Sometimes you have to loop over characters in a string in Xojo. Whether you count something, search for patterns or you want to replace some characters, the reasons are divers, but performance may matter.

Let’s try four different ways and report how much time is needed for each function.

My test file is about 300,000 characters big, stored as UTF-8 and contains various German umlauts, so we have a couple of two byte characters. All tests are made with DisableBackgroundTasks pragma set to reduce background activity. For the timing we run each block 10 times to get an average duration.

String.Characters

First way is using String.Characters, which does create an iterator over the characters. Basically it creates an Iterable object and converts String to Text internally. Then creates an iterator object, where the for loop internally calls MoveNext and Value functions, which includes wrapping the string for each character into a variant. Here is the loop:

Dim m1 As Double = System.Microseconds
// using String.Characters
For Each c As String In t.Characters
	If Asc(c) = 13 Then
		n1 = n1 + 1
	End If
Next
Dim m2 As Double = System.Microseconds

In my test this takes about 550 ms to run over 300,000 characters of text. Let’s see if we can do better.

String.Split

We call String.Split with an empty string as delimiter to split by characters. So the function walks over the text, looks where characters begin and end and copies them into new strings and adds them to an array. Then we traverse that array with a for each loop:

Dim chars() As String = t.Split("")
// using Split
For Each c As String In chars
	If Asc(c) = 13 Then
		n2 = n2 + 1
	End If
Next
chars = Nil // free memory
Dim m3 As Double = System.Microseconds

In our test this takes about 110 ms on the same text.

StringCodePointsMBS

We add StringCodePointsMBS for version 21.3 of MBS Xojo DataTypes Plugin. This function returns an array with UInt32 representing the code points. We skip creating the string objects to save some time here, but we can handle correctly unicode characters above 65535, which won’t fit in 16 bit integers.

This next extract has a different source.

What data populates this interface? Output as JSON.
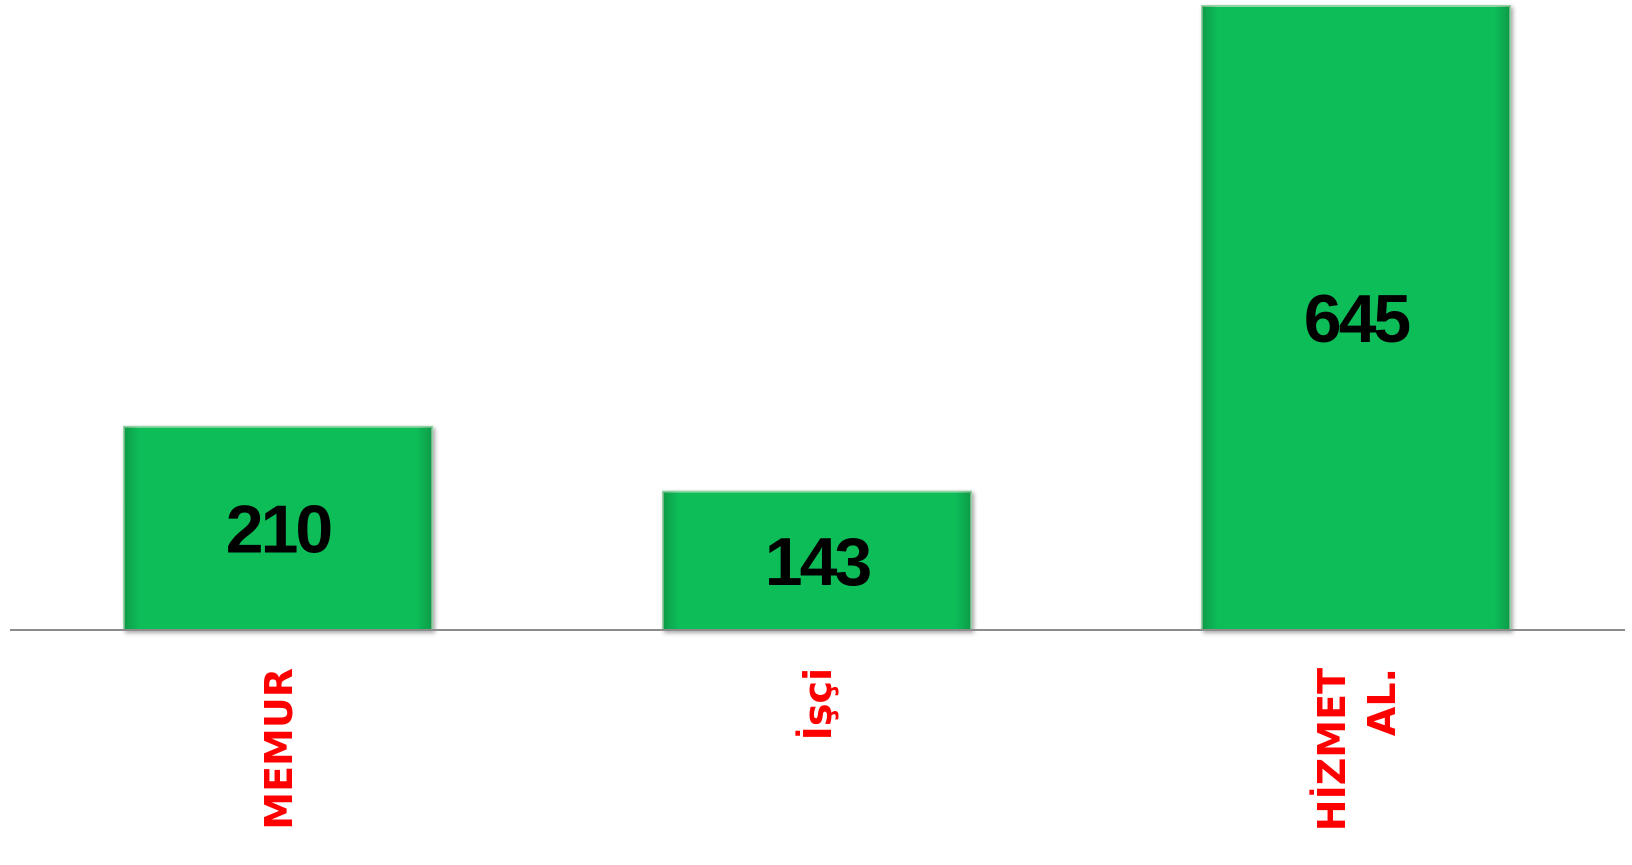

// using new StringCodePointsMBS function in 21.3
Dim values() As UInt32 = StringCodePointsMBS(t)
For Each codePoint As UInt32 In values
	If codePoint = 13 Then
		n3 = n3 + 1
	End If
Next
values = Nil // free memory
Dim m4 As Double = System.Microseconds

In our test this takes about 51 ms per run.

Memoryblock

The fastest way is to not bother about unicode characters and just look on the bytes. By converting string to Memoryblock, the bytes are copied and you can travers the new memory block like this:

// using Memoryblock
Dim mem As MemoryBlock = t
Dim u As Integer = mem.Size - 1
For i As Integer = 0 To u
	If mem.UInt8Value(i) = 13 Then
		n4 = n4 + 1
	End If
Next
mem = Nil // free memory
Dim m5 As Double = System.Microseconds

This takes about 50 ms, just a bit faster than our plugin function. But please try it with :grinning:, where you would get a 4 byte memory block for one character.

Feel free to try our StringCodePointsMBS in the next pre-release of MBS Xojo Plugins 21.3.

4 Likes

I just had a look at the new function. But I can’t do much with the result because the inverse function FromUnicodeCodepoint is only available for Text and not for String.

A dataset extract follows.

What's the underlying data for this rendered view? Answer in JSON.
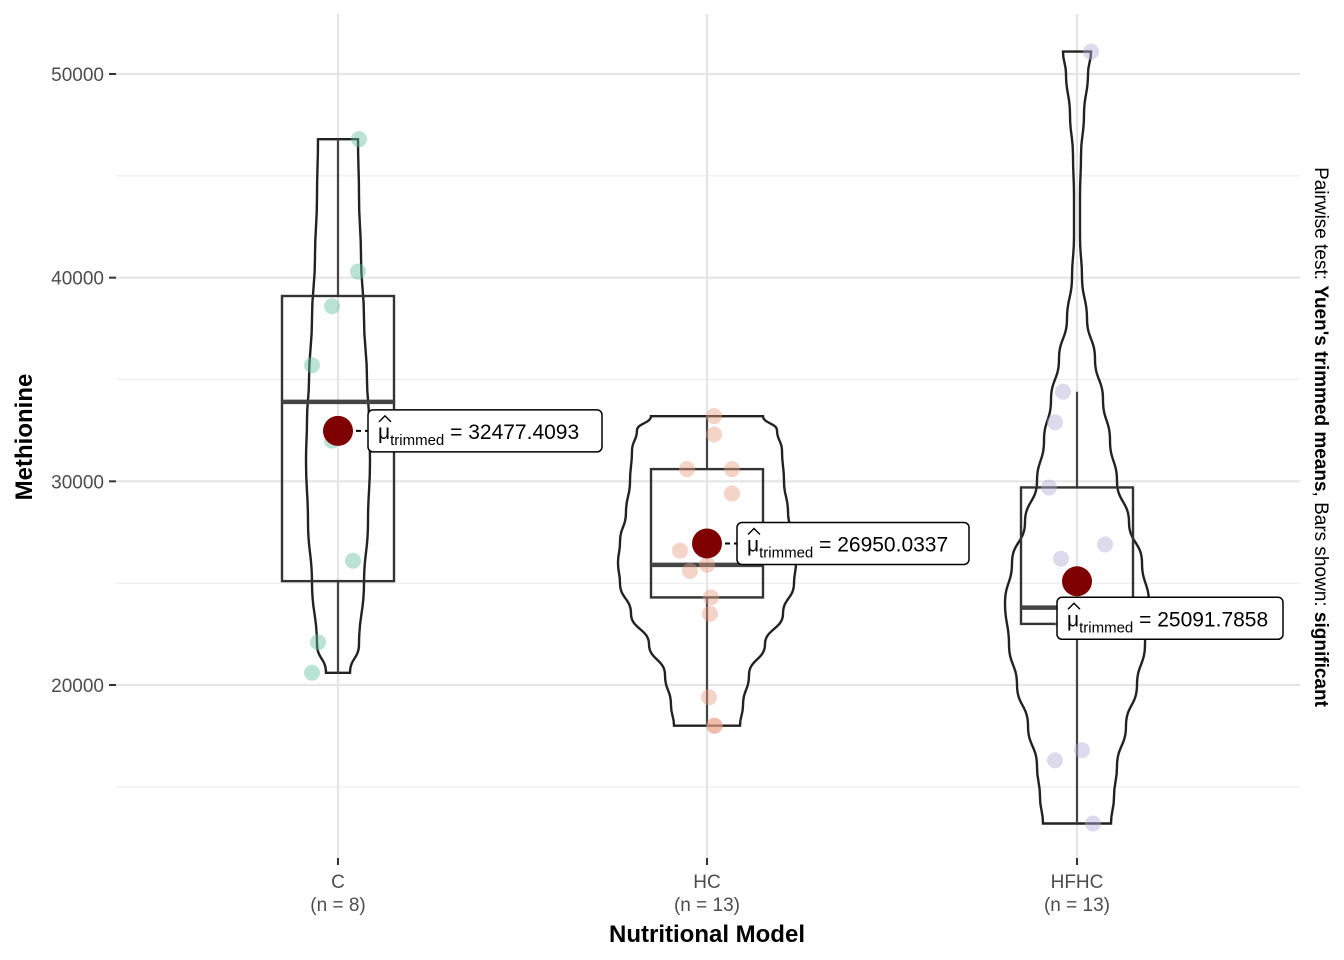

Encodings.UTF8.Chr(x) maybe instead?

One note: .Characters will return decomposed characters as multiple code points in a single pass whereas Split and, I think, the MBS function will split them.

1 Like

In my preliminary tests using StringCodePointsMBS with Encodings.UTF8.Chr(x) is significantly slower than a simple split with my algorithm.

Well, the speed differences have of course a reason.
If you build strings from the code points, you may better go with Split()

Thats what I saw when I tested Christians Code from his blog. The MemoryBlock and Split Methods doesn’t take care of composed Characters. Thats why Xojo introduced String.Characters.

If there is interest, I may just add another function to get you composed characters.
But for most of processing where I could use this function, I wouldn’t need that detail.
Just for walking over characters and filtering a bit or counting something.

1 Like

I didn’t mean to imply this was a drawback of your function, merely a difference.